本田技研の創業者の本田宗一郎さんは「まず自分のために働け」と従業員の方にお話ししていたそうです。本田さんは、従業員の方が自分のために一生懸命に働くことが会社のためになる、軍隊のように従業員の方が犠牲になることは望んでいないと考えていたそうです。(もちろん、本田さんは利己主義は否定しており、会社や同僚の方との協調性も重要だと考えておられたようです)
いっぽうで、現在の日本では、従業員の過労死が問題になっています。そこまでいかなくても、従業員や部下を召使のように扱っている会社も少なくないと思います。
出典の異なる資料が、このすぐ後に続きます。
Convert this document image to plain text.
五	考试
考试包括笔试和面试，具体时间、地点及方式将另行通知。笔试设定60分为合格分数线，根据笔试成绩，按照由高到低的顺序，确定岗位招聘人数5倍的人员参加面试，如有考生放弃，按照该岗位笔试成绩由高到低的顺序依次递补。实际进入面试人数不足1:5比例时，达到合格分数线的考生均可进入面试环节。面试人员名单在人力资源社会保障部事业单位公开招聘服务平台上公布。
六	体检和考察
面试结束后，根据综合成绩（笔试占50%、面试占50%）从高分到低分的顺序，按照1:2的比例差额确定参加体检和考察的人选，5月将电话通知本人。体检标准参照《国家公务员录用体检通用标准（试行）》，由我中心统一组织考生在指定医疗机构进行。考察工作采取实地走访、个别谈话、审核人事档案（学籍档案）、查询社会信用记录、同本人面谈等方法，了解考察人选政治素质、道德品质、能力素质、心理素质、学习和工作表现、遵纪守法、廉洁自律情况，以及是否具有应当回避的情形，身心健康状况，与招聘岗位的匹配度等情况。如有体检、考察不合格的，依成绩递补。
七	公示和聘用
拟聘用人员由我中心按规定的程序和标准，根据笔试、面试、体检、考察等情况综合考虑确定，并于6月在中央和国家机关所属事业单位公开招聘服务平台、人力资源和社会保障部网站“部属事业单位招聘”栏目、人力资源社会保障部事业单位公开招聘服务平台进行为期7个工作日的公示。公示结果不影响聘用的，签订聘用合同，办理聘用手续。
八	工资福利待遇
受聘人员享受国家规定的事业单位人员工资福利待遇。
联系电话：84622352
そのような関係であれば、単に、経営者と従業員、上司と部下の関係は、表向きだけを取り繕う関係であり、真に従業員や部下の能力を発揮できる機会を奪うでしょう。
真に会社のために従業員の方や、部下の方に能力を発揮してもらいたい、そして、それを会社の業績の向上につなげたいと考えているのであれば、本田さんのような考え方を持たなければならないでしょう。私がここで書くまでもありませんが、従業員の方や部下の方の犠牲の上に会社が業績をあげているとすれば、早晩事業は行き詰り、不幸な結果を招くことになります。
その一方で、「従業員(または部下)に自分のために働かせて、業績があがるのか」という疑問を持つ方がいるでしょう。そう考えるのであれば、経営者(上司)にならずに、従業員(または部下)のままでいればいいでしょう。これを言いかえれば、そのような疑問を持つのであれば、経営者に就いたり管理者として出世してはいけないのです。